CEMAATLER DARBECİLERİN HEDEFİNDE
Kemalizm’den güç alan 1960 darbecileri, tek parti zamanında yapıldığı gibi, cemaat ve tarikatlara illegal yer altı terör örgütleri gibi bakmışlar, ellerindeki devlet imkânlarıyla onlara zulüm yaparak faaliyetlerini engellemeye çalışmışlardır.
Münafık 12 Eylül darbecileri, taktik değiştirerek onları, az bir kısmı hariç değişik tuzaklarla etkileyerek yanlarına çekmişlerdir. Onları Kemalizm’le barıştırmak için kimisine maddî destek, kimisine makam – mevki vererek istikametlerini bozmaya çalışmışlardı. Büyük oranda da başarılı olmuşlardır. O zamanlar Yeni Asya camiasını da karıştırmışlar, bir çok mensubunun camiadan kopmasına yol açmışlar, ancak onun istikametini bozamamışlardır.
1995 yılı genel seçim önce dinî grupların çoğu Necmettin Erbakan liderliğindeki siyasal İslâm hareketinin tuzağına düşmüşler, ona verdikleri desteğinin faturasını daha sonraki yıllarda ağır ödemişlerdir.
28 Şubat darbecileri, 1997’de Necmettin Erbakan’ı bahane ederek “irtica hortluyor” korkutmacasıyla cemaat ve tarikatların üzerine devlet güçleriyle gittiler, faaliyetlerini baskı altında tutarak engellemeye çalıştılar. İmam Hatipler ve Kur’ân Kursları gibi Dinî kurumlar ve gruplara telâfisi çok zor zarar verdiler. Diğer taraftan Demokratları bilinçli bir şekilde parçalayan ve dağıtan darbeciler, 2002’de siyasal İslâm hareketinin içinden çıkan bir ekibe iktidar yolunu açtılar.
SİYASAL İSLÂM CEMAATLERİN YAKASINI BIRAKMIYOR
Geçmişteki Necmettin Erbakan’ın talebeleri olan ve 12 yıldır iktidarda olan bu ekip, başından beri cemaat ve tarikatların peşini bırakmadı. Onları politize etmek için her yolu denedi. O bu yolda önlerine nice cazip ve çekici tuzaklar kurdu.
Dinî gruplara kurulan en dehşetli ve etkili tuzak, maddî destek tuzağıdır. Devletin maddî destek kapıları onların önünde ardına kadar açıldı. Maalesef başında Yeni Asya’nın bulunduğu az bir kısmı hariç, çoğu bu tuzağa balıklamasına atladılar. Kimisine külliyeler verildi. Kimilerine hizmet binaları yapıldı. Kimileri de, başka bir şekilde yardım edilerek etki altına alındı. Etki altına alınanlar, dindar görüntülü iktidarın meddahı oldular. Yaptığı fahiş hataları ya görmezlikten gelerek sessiz kalıyorlar veya bin dereden su getirircesine te’vil yoluna gidiyorlar.
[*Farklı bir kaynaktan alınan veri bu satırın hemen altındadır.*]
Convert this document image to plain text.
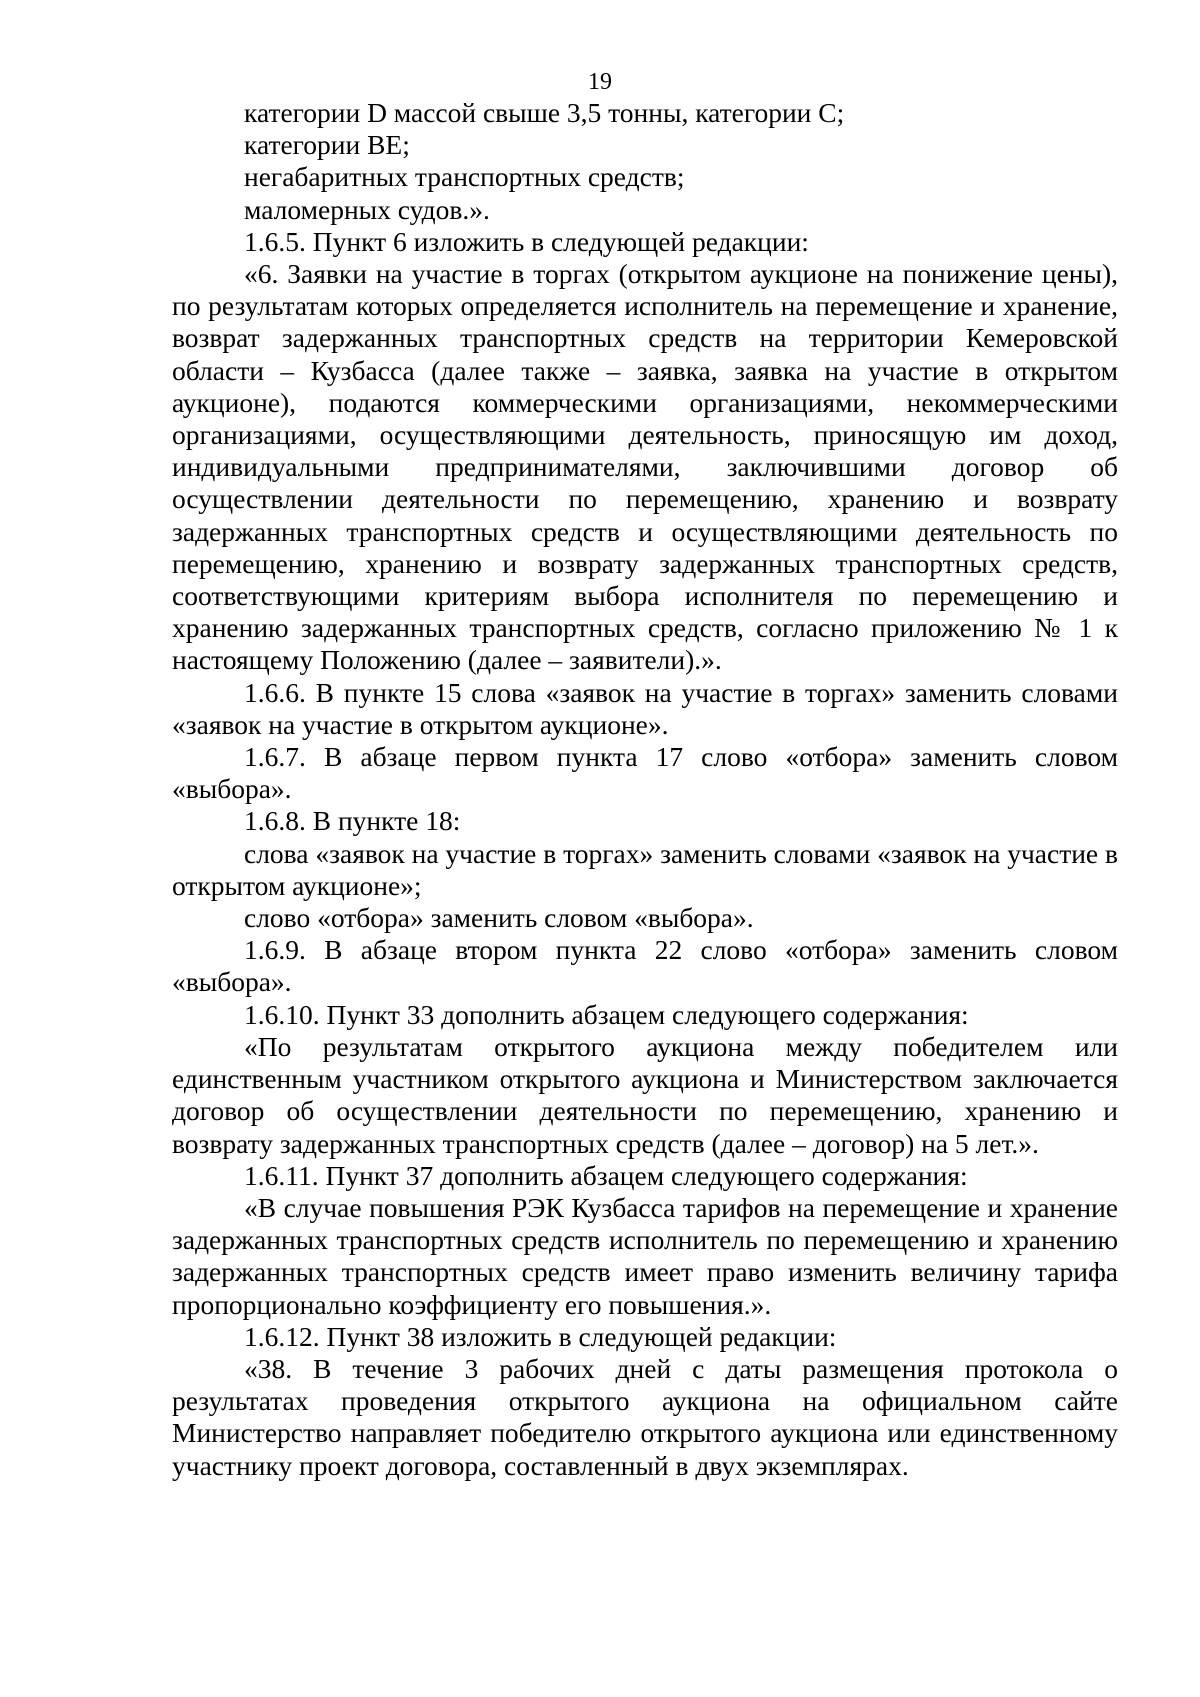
19

категории D массой свыше 3,5 тонны, категории С;

категории ВЕ;

негабаритных транспортных средств;

маломерных судов.».

1.6.5. Пункт 6 изложить в следующей редакции:

«6. Заявки на участие в торгах (открытом аукционе на понижение цены), по результатам которых определяется исполнитель на перемещение и хранение, возврат задержанных транспортных средств на территории Кемеровской области – Кузбасса (далее также – заявка, заявка на участие в открытом аукционе), подаются коммерческими организациями, некоммерческими организациями, осуществляющими деятельность, приносящую им доход, индивидуальными предпринимателями, заключившими договор об осуществлении деятельности по перемещению, хранению и возврату задержанных транспортных средств и осуществляющими деятельность по перемещению, хранению и возврату задержанных транспортных средств, соответствующими критериям выбора исполнителя по перемещению и хранению задержанных транспортных средств, согласно приложению № 1 к настоящему Положению (далее – заявители).».

1.6.6. В пункте 15 слова «заявок на участие в торгах» заменить словами «заявок на участие в открытом аукционе».

1.6.7. В абзаце первом пункта 17 слово «отбора» заменить словом «выбора».

1.6.8. В пункте 18:

слова «заявок на участие в торгах» заменить словами «заявок на участие в открытом аукционе»;

слово «отбора» заменить словом «выбора».

1.6.9. В абзаце втором пункта 22 слово «отбора» заменить словом «выбора».

1.6.10. Пункт 33 дополнить абзацем следующего содержания:

«По результатам открытого аукциона между победителем или единственным участником открытого аукциона и Министерством заключается договор об осуществлении деятельности по перемещению, хранению и возврату задержанных транспортных средств (далее – договор) на 5 лет.».

1.6.11. Пункт 37 дополнить абзацем следующего содержания:

«В случае повышения РЭК Кузбасса тарифов на перемещение и хранение задержанных транспортных средств исполнитель по перемещению и хранению задержанных транспортных средств имеет право изменить величину тарифа пропорционально коэффициенту его повышения.».

1.6.12. Пункт 38 изложить в следующей редакции:

«38. В течение 3 рабочих дней с даты размещения протокола о результатах проведения открытого аукциона на официальном сайте Министерство направляет победителю открытого аукциона или единственному участнику проект договора, составленный в двух экземплярах.
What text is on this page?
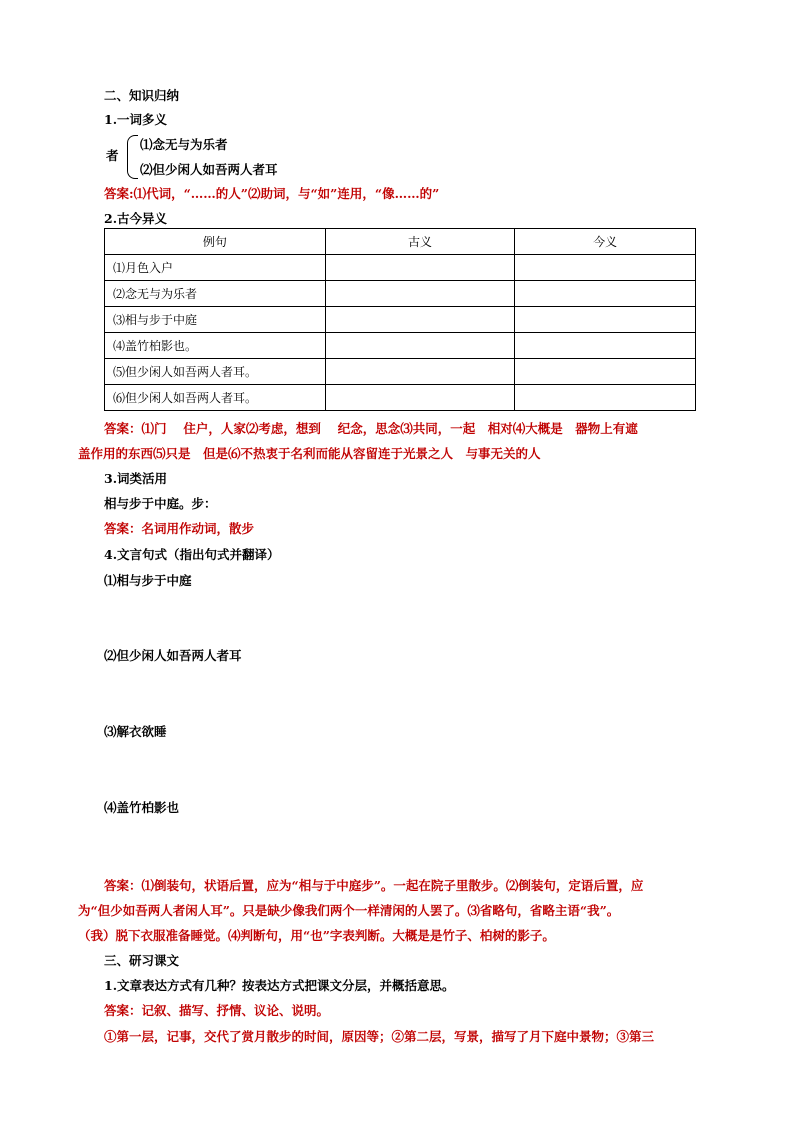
二、知识归纳
1.一词多义
者
⑴念无与为乐者
⑵但少闲人如吾两人者耳
答案:⑴代词，“……的人”⑵助词，与“如”连用，“像……的”
2.古今异义
例句	古义	今义
⑴月色入户		
⑵念无与为乐者		
⑶相与步于中庭		
⑷盖竹柏影也。		
⑸但少闲人如吾两人者耳。		
⑹但少闲人如吾两人者耳。		
答案：⑴门　 住户，人家⑵考虑，想到　 纪念，思念⑶共同，一起　相对⑷大概是　器物上有遮
盖作用的东西⑸只是　但是⑹不热衷于名利而能从容留连于光景之人　与事无关的人
3.词类活用
相与步于中庭。步：
答案：名词用作动词，散步
4.文言句式（指出句式并翻译）
⑴相与步于中庭
⑵但少闲人如吾两人者耳
⑶解衣欲睡
⑷盖竹柏影也
答案：⑴倒装句，状语后置，应为“相与于中庭步”。一起在院子里散步。⑵倒装句，定语后置，应
为“但少如吾两人者闲人耳”。只是缺少像我们两个一样清闲的人罢了。⑶省略句，省略主语“我”。
（我）脱下衣服准备睡觉。⑷判断句，用“也”字表判断。大概是是竹子、柏树的影子。
三、研习课文
1.文章表达方式有几种？按表达方式把课文分层，并概括意思。
答案：记叙、描写、抒情、议论、说明。
①第一层，记事，交代了赏月散步的时间，原因等；②第二层，写景，描写了月下庭中景物；③第三
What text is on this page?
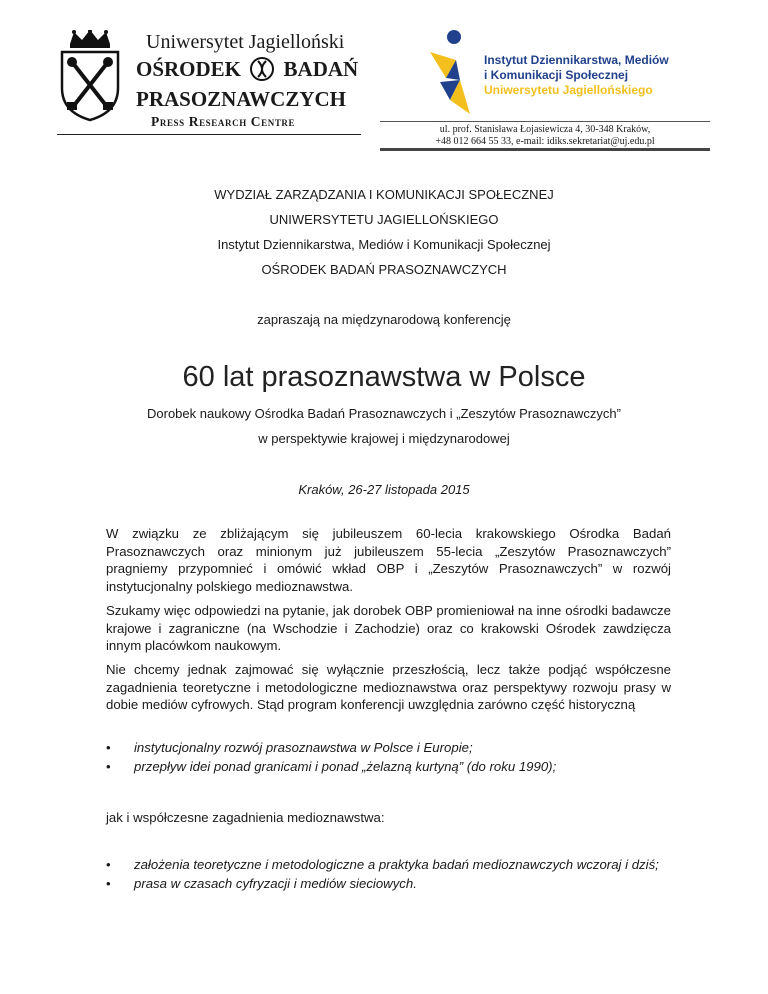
Uniwersytet Jagielloński
OŚRODEK BADAŃ
PRASOZNAWCZYCH
Press Research Centre
Instytut Dziennikarstwa, Mediów
i Komunikacji Społecznej
Uniwersytetu Jagiellońskiego
ul. prof. Stanisława Łojasiewicza 4, 30-348 Kraków,
+48 012 664 55 33, e-mail: idiks.sekretariat@uj.edu.pl
WYDZIAŁ ZARZĄDZANIA I KOMUNIKACJI SPOŁECZNEJ
UNIWERSYTETU JAGIELLOŃSKIEGO
Instytut Dziennikarstwa, Mediów i Komunikacji Społecznej
OŚRODEK BADAŃ PRASOZNAWCZYCH
zapraszają na międzynarodową konferencję
60 lat prasoznawstwa w Polsce
Dorobek naukowy Ośrodka Badań Prasoznawczych i „Zeszytów Prasoznawczych”
w perspektywie krajowej i międzynarodowej
Kraków, 26-27 listopada 2015
W związku ze zbliżającym się jubileuszem 60-lecia krakowskiego Ośrodka Badań Prasoznawczych oraz minionym już jubileuszem 55-lecia „Zeszytów Prasoznawczych” pragniemy przypomnieć i omówić wkład OBP i „Zeszytów Prasoznawczych” w rozwój instytucjonalny polskiego medioznawstwa.
Szukamy więc odpowiedzi na pytanie, jak dorobek OBP promieniował na inne ośrodki badawcze krajowe i zagraniczne (na Wschodzie i Zachodzie) oraz co krakowski Ośrodek zawdzięcza innym placówkom naukowym.
Nie chcemy jednak zajmować się wyłącznie przeszłością, lecz także podjąć współczesne zagadnienia teoretyczne i metodologiczne medioznawstwa oraz perspektywy rozwoju prasy w dobie mediów cyfrowych. Stąd program konferencji uwzględnia zarówno część historyczną
• instytucjonalny rozwój prasoznawstwa w Polsce i Europie;
• przepływ idei ponad granicami i ponad „żelazną kurtyną” (do roku 1990);
jak i współczesne zagadnienia medioznawstwa:
• założenia teoretyczne i metodologiczne a praktyka badań medioznawczych wczoraj i dziś;
• prasa w czasach cyfryzacji i mediów sieciowych.
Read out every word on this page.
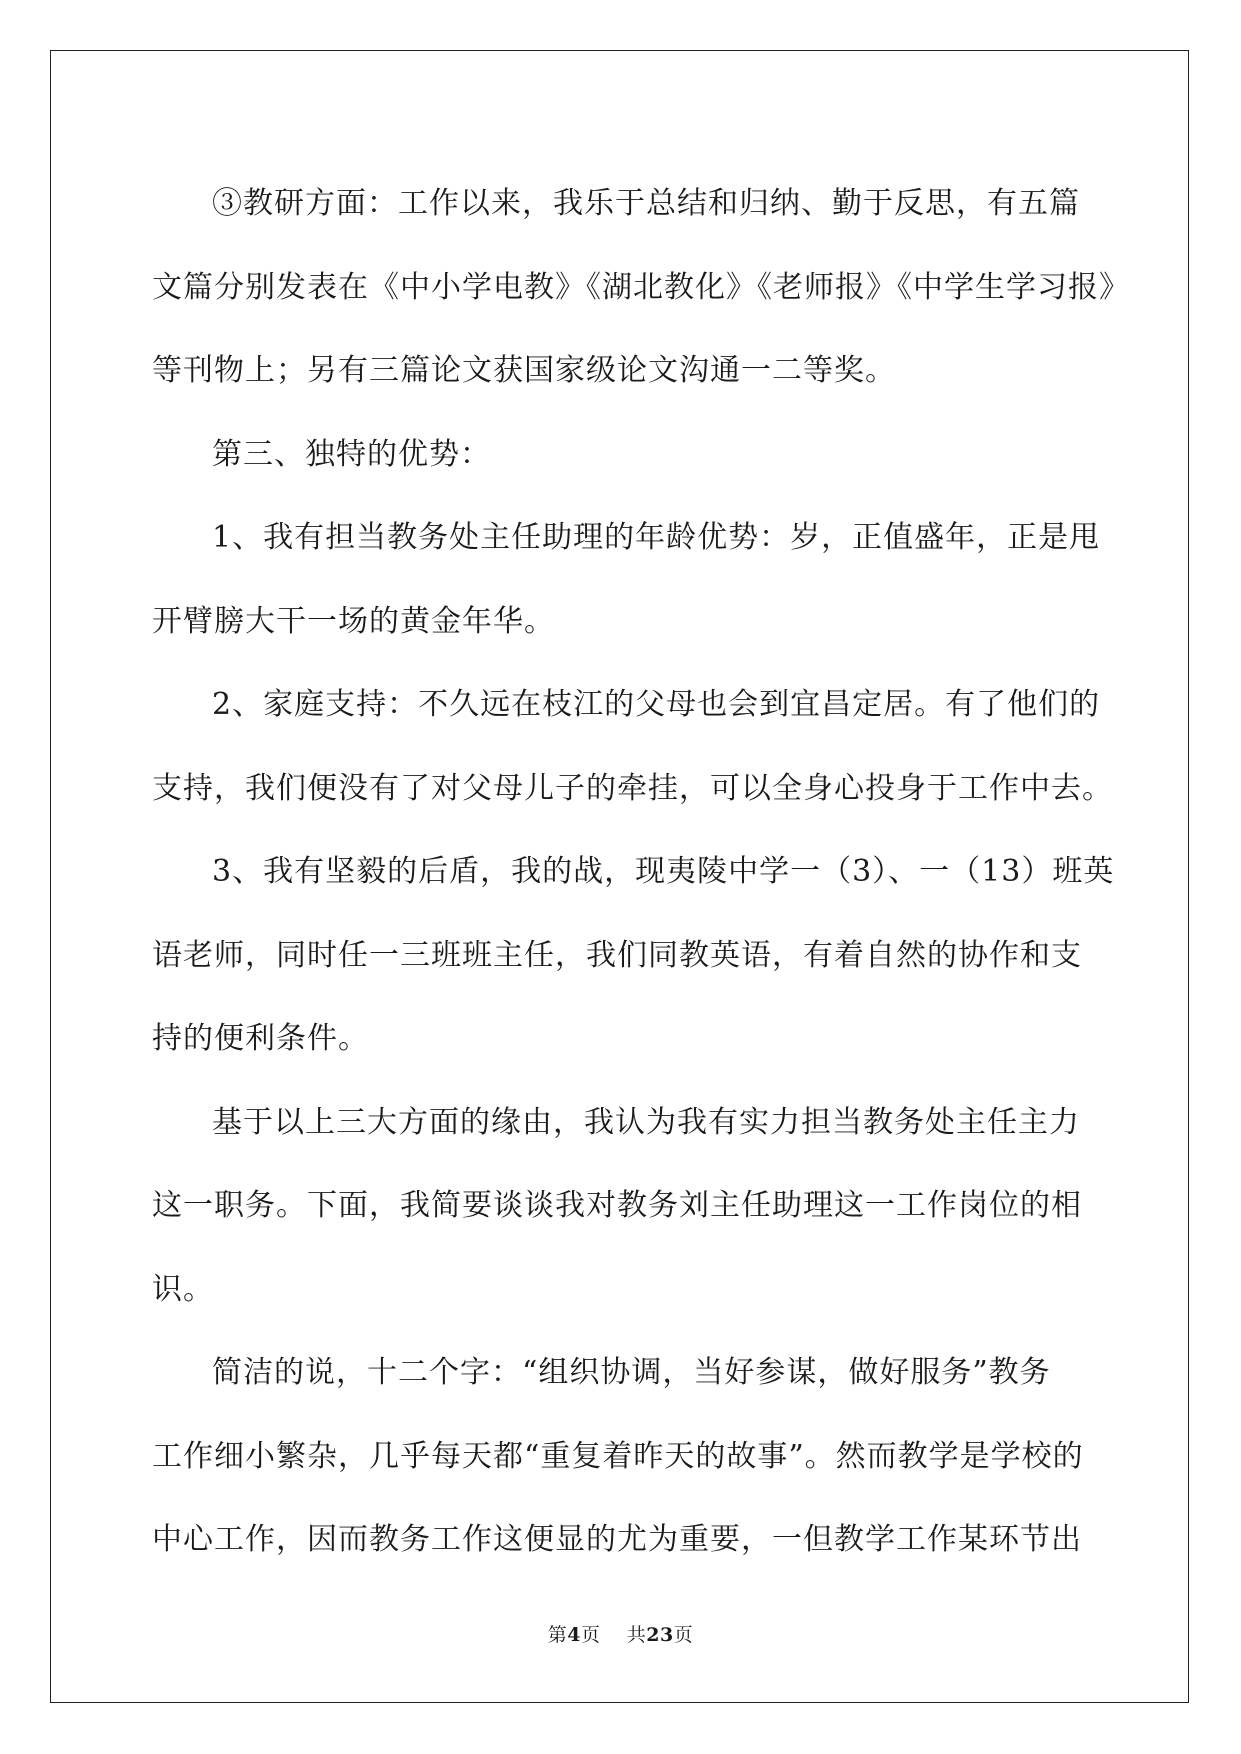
③教研方面：工作以来，我乐于总结和归纳、勤于反思，有五篇
文篇分别发表在《中小学电教》《湖北教化》《老师报》《中学生学习报》
等刊物上；另有三篇论文获国家级论文沟通一二等奖。

第三、独特的优势：

1、我有担当教务处主任助理的年龄优势：岁，正值盛年，正是甩
开臂膀大干一场的黄金年华。

2、家庭支持：不久远在枝江的父母也会到宜昌定居。有了他们的
支持，我们便没有了对父母儿子的牵挂，可以全身心投身于工作中去。

3、我有坚毅的后盾，我的战，现夷陵中学一（3）、一（13）班英
语老师，同时任一三班班主任，我们同教英语，有着自然的协作和支
持的便利条件。

基于以上三大方面的缘由，我认为我有实力担当教务处主任主力
这一职务。下面，我简要谈谈我对教务刘主任助理这一工作岗位的相
识。

简洁的说，十二个字：“组织协调，当好参谋，做好服务”教务
工作细小繁杂，几乎每天都“重复着昨天的故事”。然而教学是学校的
中心工作，因而教务工作这便显的尤为重要，一但教学工作某环节出

第4页 共23页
Bazıları yapılan yanlışları tenkit edecek gibi olunca, iktidarın önde gelenlerinden biri, “Biz yok olursak, sonra siz de yok olursunuz ha!” diyerek üstü kapalı bir şekilde destek vermeye devam etmek zorunda olduklarını ima ederek, tehditvârî bir şekilde onları uyardı.
GELECEK NESİLLER YENİ ASYA’YI ALKIŞLAYACAKLAR
Yeni Asya camiası, devlet yardımına iltifat etmeyerek siyasete karşı mesafeli durdu. Onun manyetik alanına girmedi. İktidarın minneti altına girmediği için de, hür ve bağımsız, dik bir duruş sergileyebiliyor. Yapılan fahiş hataları rahat bir şekilde dillendirebiliyor ve ikaz vazifesini cesaretle yerine getiriyor. Yeni Asya aslında siyasî ve sosyal alanda farz-ı kifaye vazifesini yapıyor. Gelecek nesiller onun dik, onurlu ve müstakim tavrını alkışlayacaklardır.
Dindar görüntülü iktidar, Yeni Asya’nın dik duruşunu hazmetmiyor. Diğer Nur Talebesi gruplarını kendine bağladığı gibi, onu da kendine biat ettirmek için her yolu deniyor. Ama çok şükür başaramıyor ve gelecekte de Allah’ın izniyle ve Üstad Bediüzzaman’ın himmetiyle başaramayacaktır. Çünkü O Üstad Bediüzzama’ın meslek ve meşrebini, Zübeyrî çizgiyi önüne kurulan bütün tuzakları boşa çıkararak tavizsiz bir şekilde sürdürmeye azimli ve kararlıdır.